Jeffry Mason
Percussion
How many years have you played with EPO?
I played with the EPO a few times while I was at university as an extra, joined as a fulltime section percussionist in 2014-2015 and was made principal the following year.
What is your experience as a musician?
I started out in Navy League Cadet Corps military bands, moved on to the Royal Canadian Sea Cadets, a number of Toronto and Chicago based competitive drum and bugle corps and have played with, and conducted, most of the orchestras in Toronto and Hamilton. I had originally started out as a Music Education major at the U of T and, by the third year, caught 'the conducting bug'. Since switching careers from professional symphony orchestras administration in the mid 90s, I have focused on the orchestral repertoire and am currently performing with five local orchestras.
What do you do outside of the orchestra?
I'm an accountant and specialize in reports, forecasts and budgets for organizations in the Not-For-Profit sector.
What do you think is special about percussion instruments?
Any instrument which is struck is considered a percussion instrument. In fact, even the 'hammer action' on the piano have led some to consider it to be a percussion instrument. As the timpani are' struck' with a mallet, they are part of the 'percussion family'. Most think of percussion as a rhythmic voice but, starting in the late 1900s, tuned percussion became much more prevalent (i.e. glockenspiel/orchestra bells, xylophone, chimes/tubular bells). With the advent of pedal timpani and all of the mallet, or keyboard, percussion instruments, the section often takes on melodic and, at times, harmonic duties too. I guess that's what's 'special' about us. We're chameleons and can create soft or loud sounds for short or long durations. Although we DO phrase, like wind players, we don't have to breathe, that is, unless we're playing the Nightingale, Slide Whistle or numerous other 'sound effects' composers employ.
How do you feel percussion/timpani are best used in the orchestra?
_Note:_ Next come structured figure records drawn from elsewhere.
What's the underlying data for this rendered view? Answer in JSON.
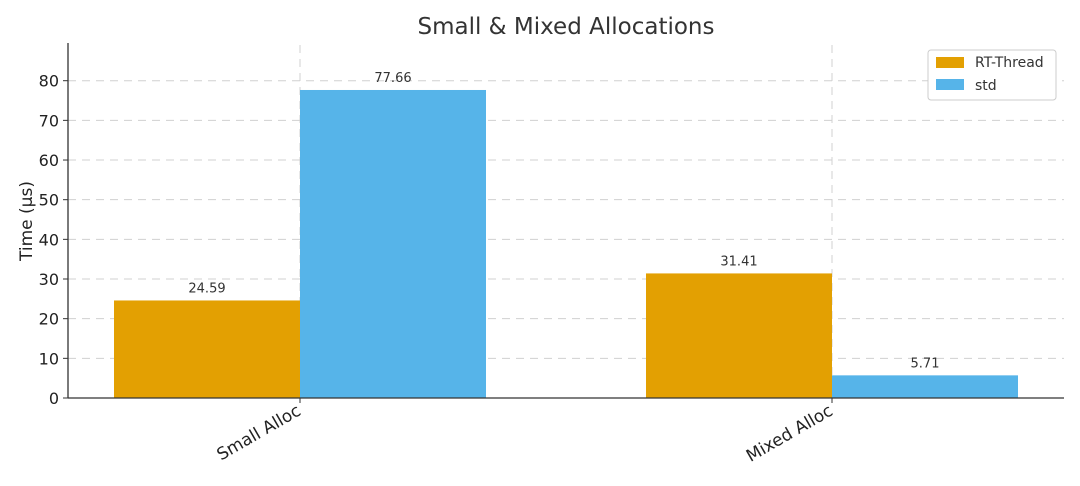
{
  "chart_data": {
    "type": "bar",
    "title": "Small & Mixed Allocations",
    "xlabel": "",
    "ylabel": "Time (µs)",
    "categories": [
      "Small Alloc",
      "Mixed Alloc"
    ],
    "series": [
      {
        "name": "RT-Thread",
        "values": [
          24.59,
          31.41
        ],
        "labels": [
          "24.59",
          "31.41"
        ],
        "color": "#E3A002"
      },
      {
        "name": "std",
        "values": [
          77.66,
          5.71
        ],
        "labels": [
          "77.66",
          "5.71"
        ],
        "color": "#56B4E9"
      }
    ],
    "ylim": [
      0,
      89
    ],
    "yticks": [
      0,
      10,
      20,
      30,
      40,
      50,
      60,
      70,
      80
    ],
    "grid": true,
    "legend_position": "top-right"
  }
}
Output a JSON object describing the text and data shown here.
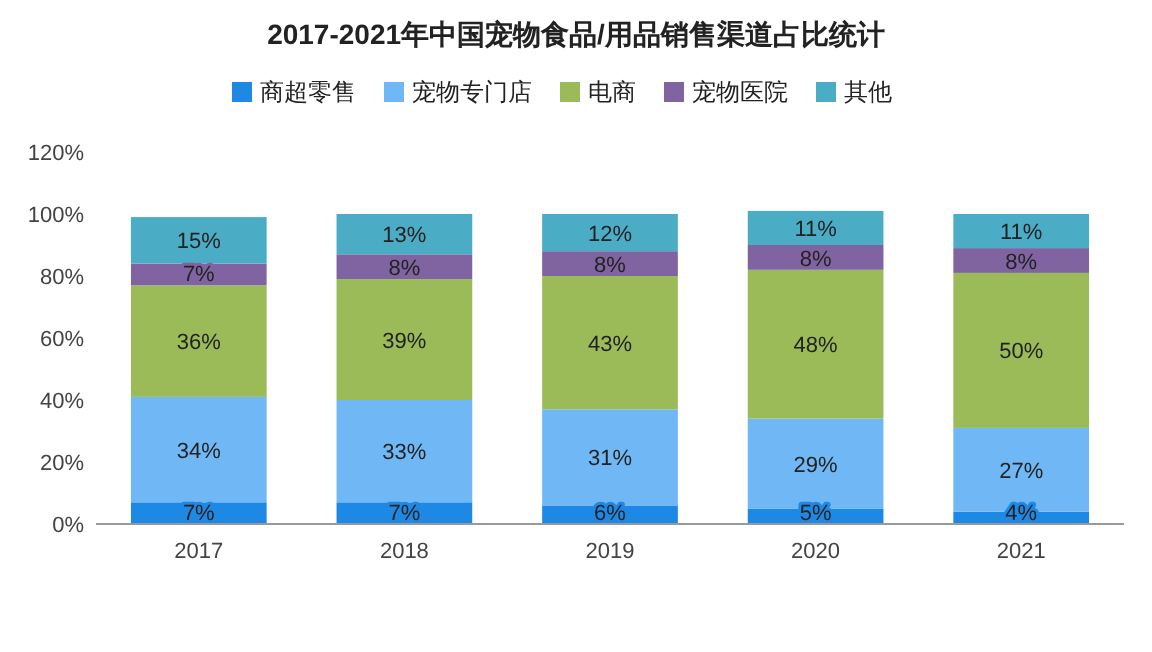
{
  "chart_data": {
    "type": "bar",
    "title": "2017-2021年中国宠物食品/用品销售渠道占比统计",
    "stacked": true,
    "legend": "top",
    "categories": [
      "2017",
      "2018",
      "2019",
      "2020",
      "2021"
    ],
    "ylim": [
      0,
      120
    ],
    "yticks": [
      {
        "value": 0,
        "label": "0%"
      },
      {
        "value": 20,
        "label": "20%"
      },
      {
        "value": 40,
        "label": "40%"
      },
      {
        "value": 60,
        "label": "60%"
      },
      {
        "value": 80,
        "label": "80%"
      },
      {
        "value": 100,
        "label": "100%"
      },
      {
        "value": 120,
        "label": "120%"
      }
    ],
    "series": [
      {
        "name": "商超零售",
        "color": "#1e88e5",
        "values": [
          7,
          7,
          6,
          5,
          4
        ],
        "value_labels": [
          "7%",
          "7%",
          "6%",
          "5%",
          "4%"
        ]
      },
      {
        "name": "宠物专门店",
        "color": "#6fb8f5",
        "values": [
          34,
          33,
          31,
          29,
          27
        ],
        "value_labels": [
          "34%",
          "33%",
          "31%",
          "29%",
          "27%"
        ]
      },
      {
        "name": "电商",
        "color": "#9bbb59",
        "values": [
          36,
          39,
          43,
          48,
          50
        ],
        "value_labels": [
          "36%",
          "39%",
          "43%",
          "48%",
          "50%"
        ]
      },
      {
        "name": "宠物医院",
        "color": "#8064a2",
        "values": [
          7,
          8,
          8,
          8,
          8
        ],
        "value_labels": [
          "7%",
          "8%",
          "8%",
          "8%",
          "8%"
        ]
      },
      {
        "name": "其他",
        "color": "#4bacc6",
        "values": [
          15,
          13,
          12,
          11,
          11
        ],
        "value_labels": [
          "15%",
          "13%",
          "12%",
          "11%",
          "11%"
        ]
      }
    ]
  }
}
Among the earlier writers, Bach, Handel, Haydn, Mozart, Beethoven, Brahms and Tchaikovsky all wrote VERY good, interesting parts for timpani. Among later composers, Strauss, Mahler, Sibelius, Nielsen, Prokofief and Shostakovich have very satisfying parts too. All timpanists start their musical lives with the work of Beethoven and I'm lucky to have played them all, several times, with one exception. The 4th. Matthew, are you listening? :-) I do love all of the other composers I listed, but Sibelius really interests me as he uses the instrument in a very unique way. Sometimes, he calls on us to supply the rhythm and punctuation to phrases. At other times, we are treated as a harmonic voice and, occasionally, a melodic one (i.e. the 3rd movement of Sibelius Symphony No. 1). The key to playing his works well is knowing which 'voice' you are and how you fit in to the fabric of the whole. My conducting studies are a GREAT help in this respect. There are many good percussion parts too but, as a player, one would have to give examples of parts for specific instruments. If I had to choose one piece where the entire percussion is used 'masterfully', it would be Scheherazade by Rimsky-Korsakov. All of the parts are integral to the whole. Ravel wrote very well for percussion too.